2. Set up an LLC (or multiple LLCs). I, for instance, have seven properties that are owned as part of LLCs. You can assign two properties per LLC, or assign them up to a certain value amount. This way, if you’re sued for one property, an established LLC will act as a legal veil that protects your assets.
3. Set up a HELOC. A home equity line of credit ensures that you’ll have cash reserves if you need to hire legal counsel. If you don’t need them, then no harm, no foul—you’re not paying any interest on them.
4. Set up an umbrella policy with your insurance broker. This way, you can increase the insurance that will cover specific things related to the property. Your insurance company will cover you in case there’s an accident, and you can make sure your property is well-secured.
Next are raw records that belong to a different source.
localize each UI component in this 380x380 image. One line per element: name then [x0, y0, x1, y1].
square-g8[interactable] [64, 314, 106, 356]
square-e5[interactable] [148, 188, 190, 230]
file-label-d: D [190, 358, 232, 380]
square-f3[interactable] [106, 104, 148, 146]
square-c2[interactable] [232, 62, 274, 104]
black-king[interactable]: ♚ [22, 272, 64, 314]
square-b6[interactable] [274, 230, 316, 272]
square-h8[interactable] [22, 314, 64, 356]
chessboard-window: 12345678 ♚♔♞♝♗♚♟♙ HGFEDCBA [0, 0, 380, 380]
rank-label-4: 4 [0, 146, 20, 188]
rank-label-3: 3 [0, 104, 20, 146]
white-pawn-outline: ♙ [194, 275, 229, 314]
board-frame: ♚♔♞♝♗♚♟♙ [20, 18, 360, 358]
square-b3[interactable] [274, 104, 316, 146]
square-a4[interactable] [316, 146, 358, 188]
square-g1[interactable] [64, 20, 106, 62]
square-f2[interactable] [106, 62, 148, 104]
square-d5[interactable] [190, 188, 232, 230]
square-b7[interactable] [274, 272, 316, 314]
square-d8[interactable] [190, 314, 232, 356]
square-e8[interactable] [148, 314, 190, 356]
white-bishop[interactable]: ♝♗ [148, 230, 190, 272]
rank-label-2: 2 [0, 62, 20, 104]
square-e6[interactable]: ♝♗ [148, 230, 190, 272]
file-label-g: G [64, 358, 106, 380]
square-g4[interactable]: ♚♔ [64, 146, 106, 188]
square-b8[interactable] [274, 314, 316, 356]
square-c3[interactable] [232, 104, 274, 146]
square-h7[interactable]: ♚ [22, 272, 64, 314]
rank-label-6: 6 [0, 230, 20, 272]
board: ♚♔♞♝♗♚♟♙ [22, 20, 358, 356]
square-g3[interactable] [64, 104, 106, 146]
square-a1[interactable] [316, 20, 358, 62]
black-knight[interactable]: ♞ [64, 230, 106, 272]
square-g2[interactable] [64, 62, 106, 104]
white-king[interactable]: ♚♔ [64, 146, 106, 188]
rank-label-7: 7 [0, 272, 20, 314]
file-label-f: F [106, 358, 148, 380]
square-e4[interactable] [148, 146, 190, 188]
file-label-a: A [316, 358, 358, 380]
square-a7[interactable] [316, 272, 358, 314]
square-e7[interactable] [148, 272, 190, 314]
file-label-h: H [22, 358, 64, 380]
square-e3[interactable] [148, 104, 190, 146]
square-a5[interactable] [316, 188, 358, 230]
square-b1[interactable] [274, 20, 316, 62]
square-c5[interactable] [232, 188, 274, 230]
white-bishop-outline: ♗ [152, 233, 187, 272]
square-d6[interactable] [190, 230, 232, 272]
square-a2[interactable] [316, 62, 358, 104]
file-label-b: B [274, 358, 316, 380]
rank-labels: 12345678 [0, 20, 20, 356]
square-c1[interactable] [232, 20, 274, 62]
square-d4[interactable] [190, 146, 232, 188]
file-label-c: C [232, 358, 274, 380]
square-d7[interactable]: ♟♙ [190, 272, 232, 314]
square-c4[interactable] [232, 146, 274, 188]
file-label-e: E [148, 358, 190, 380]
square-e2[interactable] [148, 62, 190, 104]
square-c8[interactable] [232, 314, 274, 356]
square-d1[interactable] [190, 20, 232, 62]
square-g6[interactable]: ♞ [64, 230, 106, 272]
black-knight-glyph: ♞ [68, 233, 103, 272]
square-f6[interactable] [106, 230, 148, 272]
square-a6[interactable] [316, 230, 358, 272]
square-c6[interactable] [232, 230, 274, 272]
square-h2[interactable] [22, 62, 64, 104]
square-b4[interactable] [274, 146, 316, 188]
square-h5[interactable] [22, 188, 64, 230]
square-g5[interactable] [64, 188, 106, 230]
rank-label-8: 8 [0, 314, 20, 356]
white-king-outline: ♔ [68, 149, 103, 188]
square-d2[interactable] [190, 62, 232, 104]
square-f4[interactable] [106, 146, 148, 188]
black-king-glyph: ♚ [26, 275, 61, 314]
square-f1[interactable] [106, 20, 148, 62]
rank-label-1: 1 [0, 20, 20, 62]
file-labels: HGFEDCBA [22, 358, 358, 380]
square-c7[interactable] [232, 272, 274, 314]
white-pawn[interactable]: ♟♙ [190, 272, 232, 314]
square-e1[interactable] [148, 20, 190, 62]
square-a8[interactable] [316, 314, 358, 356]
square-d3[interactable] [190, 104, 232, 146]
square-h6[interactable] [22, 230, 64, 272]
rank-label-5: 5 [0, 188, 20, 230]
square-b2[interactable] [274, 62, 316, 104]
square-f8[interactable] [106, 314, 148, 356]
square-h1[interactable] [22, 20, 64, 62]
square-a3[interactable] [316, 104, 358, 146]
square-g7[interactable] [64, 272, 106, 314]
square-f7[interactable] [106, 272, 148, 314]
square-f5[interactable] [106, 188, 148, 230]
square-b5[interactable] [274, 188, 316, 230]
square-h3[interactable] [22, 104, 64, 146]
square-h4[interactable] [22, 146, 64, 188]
If you do get sued, it’s imperative that you protect your family. There’s always the potential to lose your business assets, but your family needs to be taken care of first. You can always buy real estate again, but it’s more important to have enough money set aside to take care of your family while the lawsuit proceeds, so have some money saved up or a mortgage that’s paid off for yourself.
If you were found guilty and needed to pay restitution, you’ll obviously want to pay what you can. During this process, though, you can set up a self-directed IRA or Roth IRA to put some money aside for the future that the tenant can’t touch.